Bir arkadaş buluşması gerçekleşeceğinde arkadaşımızın gitmek istediği yere biz gitmek istemeyiz ama onu kırmamak ve sorun çıkarmamak adına tamam deriz, ya da biri yardım istediğinde çok işimiz olmasına rağmen tamam teriz. Ama bunlar bizim isteğimiz doğrultusunda olmadığından bizi kötü etkiler ve sıkıntıya yol açar. Bazen herkese evet diyoruz ama bunun sonucunda kendimize hayır dediğimizi farkına varamıyoruz.
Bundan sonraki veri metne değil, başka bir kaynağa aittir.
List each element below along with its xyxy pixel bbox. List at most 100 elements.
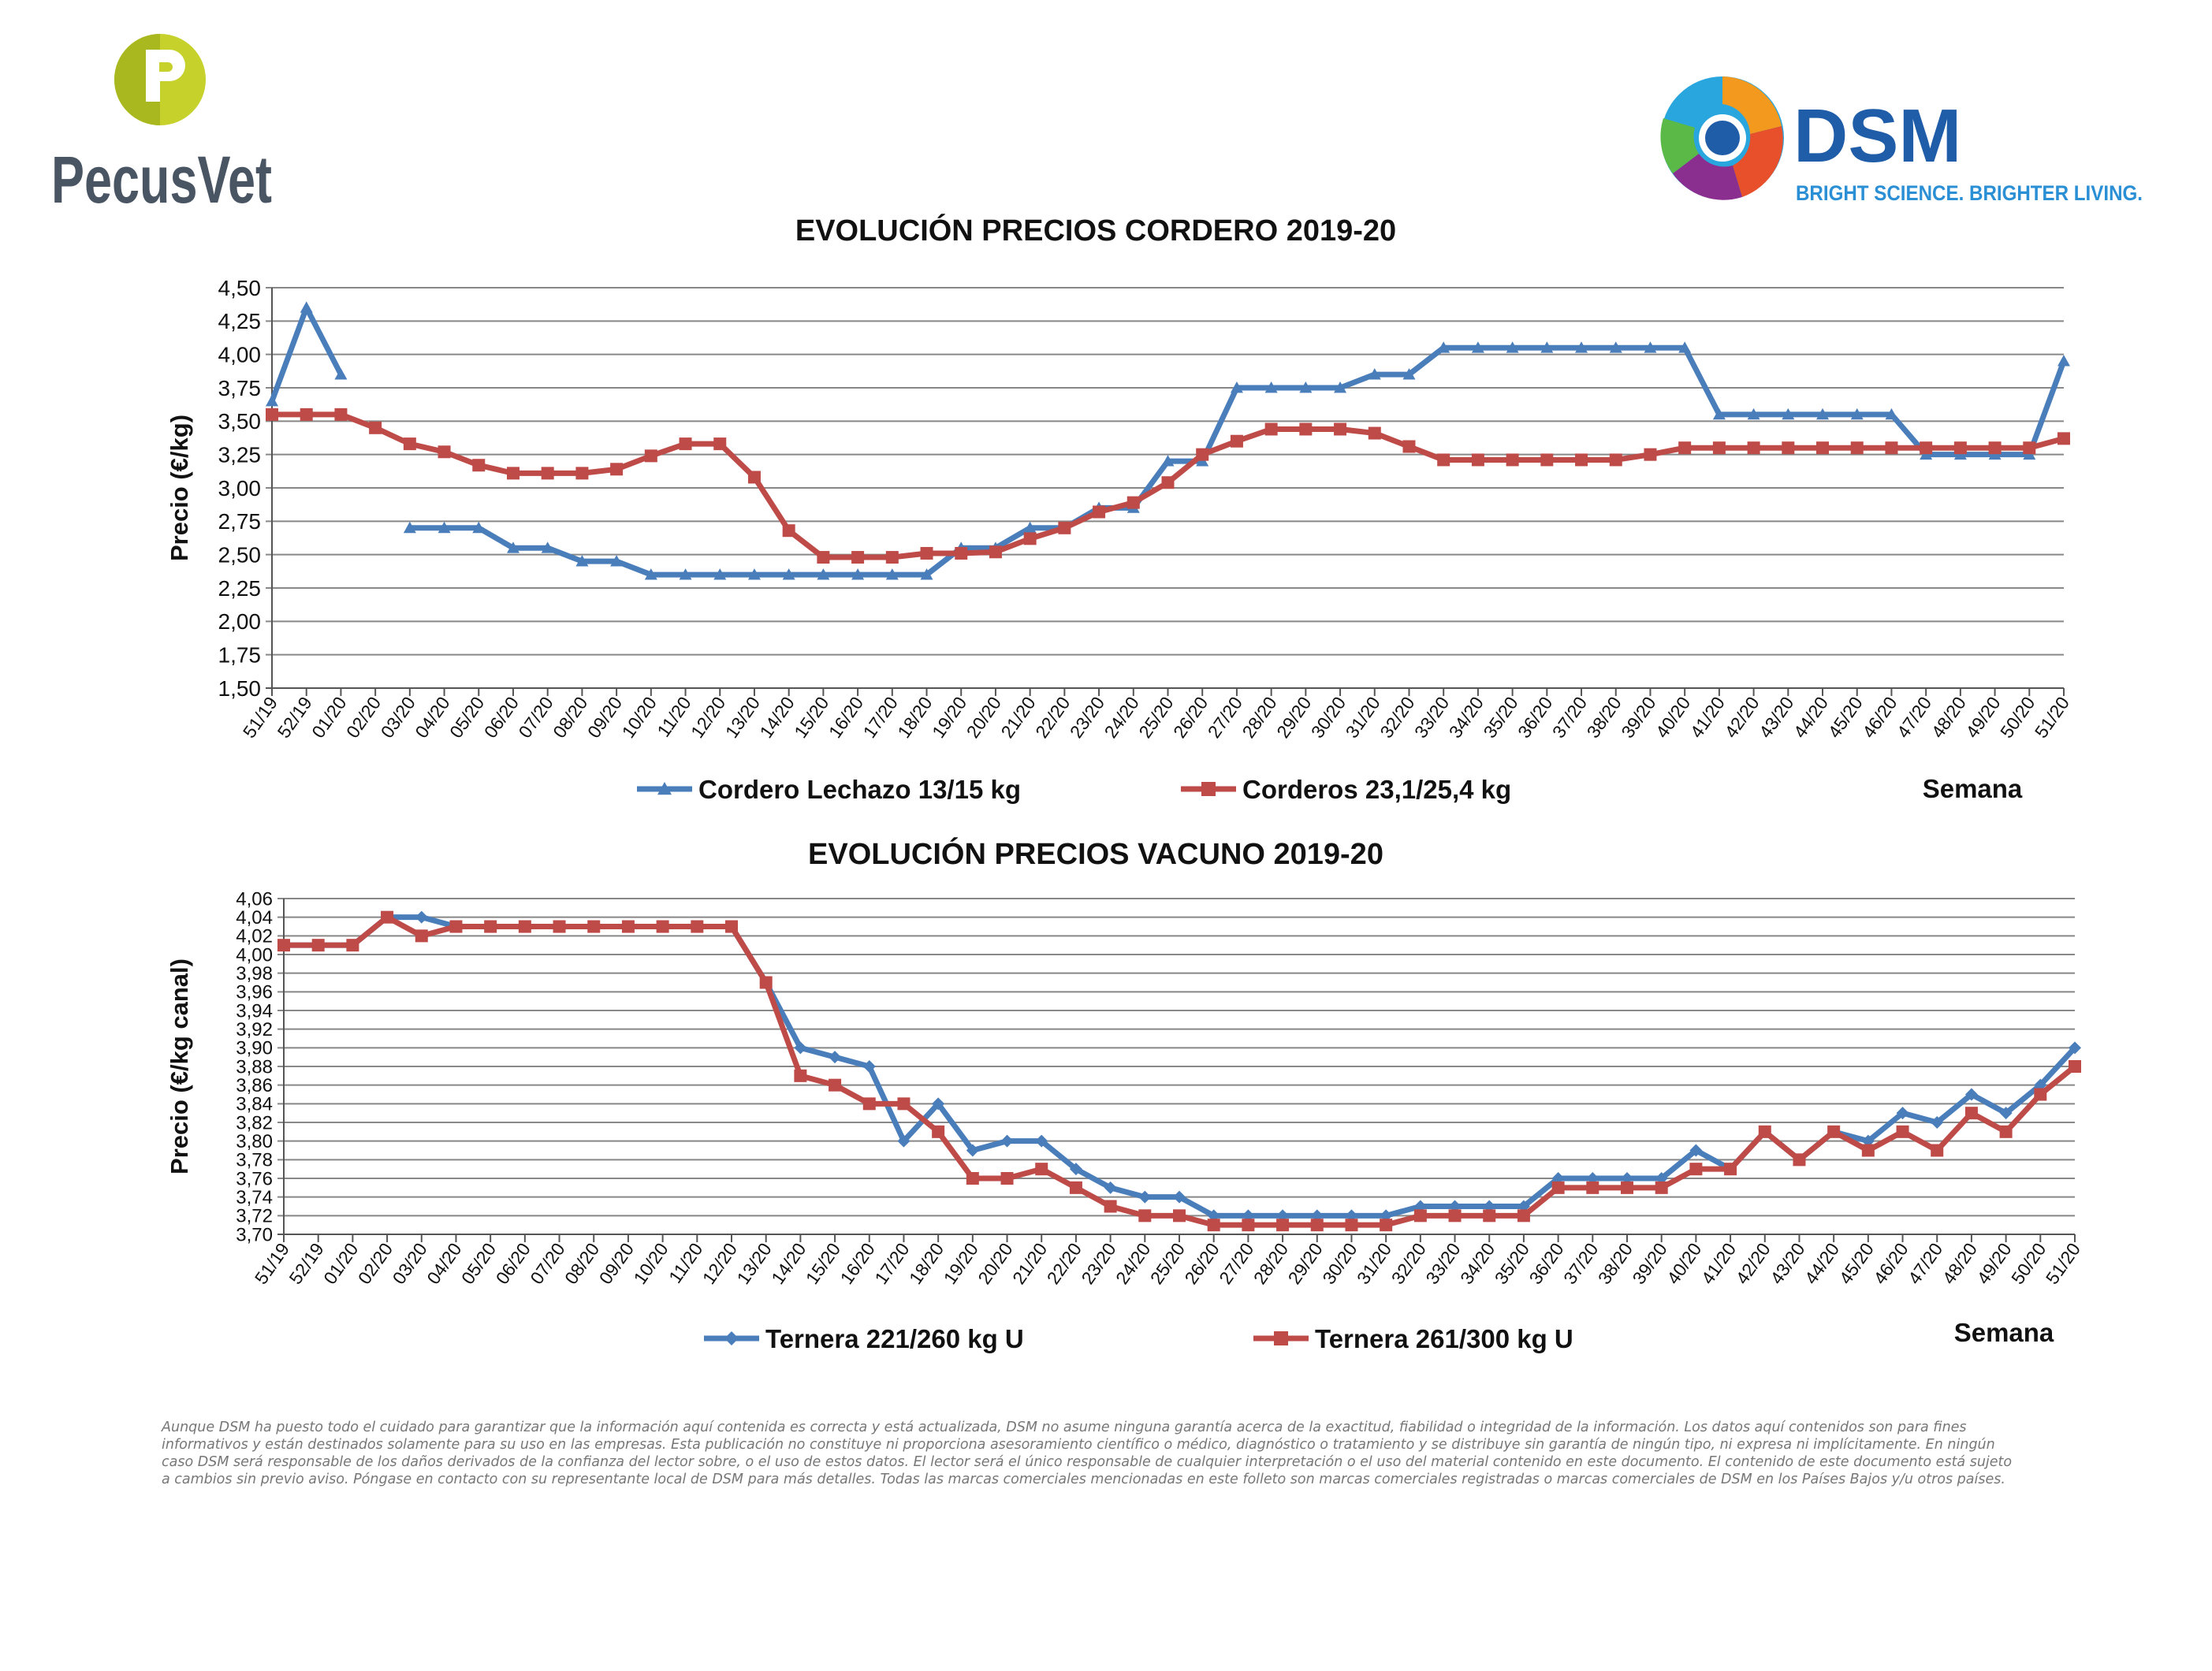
data-point (1264, 422, 1278, 436)
data-point (1035, 1134, 1048, 1148)
y-tick-label: 2,25 (218, 576, 262, 601)
data-point (1310, 1209, 1324, 1223)
data-point (679, 568, 692, 580)
data-point (2034, 1088, 2047, 1101)
x-tick-label: 21/20 (1008, 1239, 1051, 1288)
data-point (817, 568, 830, 580)
legend-marker (1201, 782, 1216, 796)
x-tick-label: 12/20 (687, 693, 729, 742)
data-point (1299, 381, 1313, 393)
data-point (955, 546, 968, 560)
legend-marker (1274, 1331, 1288, 1345)
data-point (1471, 453, 1484, 467)
data-point (506, 467, 519, 480)
data-point (541, 541, 554, 553)
data-point (1540, 341, 1554, 353)
data-point (1586, 1181, 1599, 1194)
y-tick-label: 4,02 (236, 926, 273, 947)
y-tick-label: 3,98 (236, 963, 273, 984)
y-tick-label: 3,72 (236, 1206, 273, 1227)
x-tick-label: 11/20 (653, 693, 695, 741)
data-point (1207, 1209, 1220, 1223)
y-tick-label: 3,50 (218, 409, 262, 434)
data-point (782, 524, 795, 538)
y-tick-label: 3,90 (236, 1038, 273, 1059)
data-point (1885, 408, 1898, 420)
x-tick-label: 48/20 (1927, 693, 1970, 742)
series-1 (266, 301, 2070, 580)
data-point (1069, 1181, 1082, 1194)
data-point (1334, 381, 1347, 393)
data-point (1712, 408, 1726, 420)
y-tick-label: 3,25 (218, 442, 262, 467)
data-point (1138, 1209, 1152, 1223)
x-tick-label: 41/20 (1686, 693, 1729, 742)
chart-title: EVOLUCIÓN PRECIOS VACUNO 2019-20 (808, 836, 1383, 871)
y-tick-label: 3,75 (218, 376, 262, 400)
x-tick-label: 11/20 (665, 1239, 706, 1287)
data-point (1540, 453, 1554, 467)
data-point (1506, 453, 1519, 467)
y-tick-label: 4,50 (218, 276, 262, 300)
data-point (2069, 1060, 2081, 1073)
x-tick-label: 02/20 (354, 1239, 397, 1288)
data-point (1885, 441, 1898, 455)
data-point (2057, 432, 2070, 445)
data-point (1093, 505, 1106, 519)
x-tick-label: 15/20 (790, 693, 832, 742)
data-point (1069, 1163, 1082, 1176)
x-tick-label: 17/20 (859, 693, 902, 742)
x-tick-label: 42/20 (1732, 1239, 1774, 1288)
x-axis-title: Semana (1923, 774, 2023, 803)
x-tick-label: 27/20 (1204, 693, 1246, 742)
data-point (610, 555, 624, 567)
data-point (885, 568, 899, 580)
data-point (1230, 434, 1243, 448)
data-point (449, 920, 463, 933)
x-tick-label: 41/20 (1697, 1239, 1740, 1288)
y-tick-label: 3,76 (236, 1168, 273, 1189)
x-tick-label: 44/20 (1789, 693, 1832, 742)
disclaimer-text: Aunque DSM ha puesto todo el cuidado par… (162, 1420, 2013, 1487)
data-point (1931, 1144, 1944, 1157)
x-tick-label: 38/20 (1583, 693, 1625, 742)
y-tick-label: 3,92 (236, 1019, 273, 1040)
data-point (1850, 408, 1864, 420)
data-point (1483, 1209, 1496, 1223)
data-point (932, 1097, 945, 1111)
data-point (1655, 1181, 1668, 1194)
data-point (1678, 341, 1692, 353)
x-tick-label: 25/20 (1134, 693, 1177, 742)
data-point (1609, 341, 1622, 353)
y-tick-label: 3,84 (236, 1094, 273, 1115)
data-point (1517, 1209, 1530, 1223)
data-point (381, 910, 394, 924)
data-point (1999, 1107, 2013, 1120)
x-tick-label: 17/20 (870, 1239, 913, 1288)
y-axis-title: Precio (€/kg canal) (166, 958, 193, 1174)
data-point (1276, 1219, 1290, 1232)
y-tick-label: 4,00 (236, 944, 273, 966)
data-point (1104, 1200, 1117, 1213)
data-point (1264, 381, 1278, 393)
data-point (300, 301, 313, 313)
series-2 (277, 910, 2081, 1232)
data-point (932, 1125, 945, 1138)
data-point (1380, 1209, 1393, 1223)
data-point (794, 1069, 807, 1082)
data-point (1173, 1209, 1186, 1223)
x-tick-label: 28/20 (1238, 693, 1280, 742)
x-tick-label: 10/20 (618, 693, 661, 742)
x-tick-label: 21/20 (996, 693, 1039, 742)
legend-marker (724, 1331, 739, 1345)
data-point (1345, 1219, 1358, 1232)
x-tick-label: 25/20 (1146, 1239, 1189, 1288)
x-tick-label: 45/20 (1824, 693, 1867, 742)
data-point (725, 920, 738, 933)
x-tick-label: 46/20 (1869, 1239, 1912, 1288)
data-point (1850, 441, 1864, 455)
data-point (334, 368, 348, 380)
x-tick-label: 51/20 (2031, 693, 2073, 742)
x-tick-label: 13/20 (721, 693, 764, 742)
dsm-wordmark: DSM (1793, 94, 1961, 178)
Hayır diyemememizin birçok sebebi var: Bazen o an o kişiyi onaylama ihtiyacı, bazen hayır dersek oluşacak suçluluk duygusu, bazen evet deme alışkanlığı bazen de karşımızdakini kaybetme korkusu… Ama sürekli kendimiz için sınırları zorlamanın hem mental hem fiziksel olarak kendimizi yıprattığını farkına varamıyoruz.
Bazı sınırlar koymak, hayır demek bencillik değildir. Tam aksine öz saygı göstergesidir. Her zaman karşıdakini değil bazen de kendimizi düşünmeli ve isteklerimize, düşüncelerimize saygı duymalıyız. Unutulmamalı ki içten bir hayır cümlesi istenmeden verilen evet cümlesinden daha önemlidir.
Sınır koyabilmenin, hayır diyebilmenin zihinsel de birçok faydası var: Örneğin hayır diyebilme cesareti kazanıyorsun, bu sayede kendine vakit ayırabiliyorsun, daha samimi ilişkiler kurabiliyorsun. Hatta ve hatta stresin azalıyor.
Unutulmamalı ki hayır demek kabalık değildir, bu nazik bir şekilde de yapılabilir. Açıklama yapmak gerekmez. Suçluluk hissedilmemeli. Hayır demek insanın kendine alan açmasıdır, çizgi çekmek demek değildir.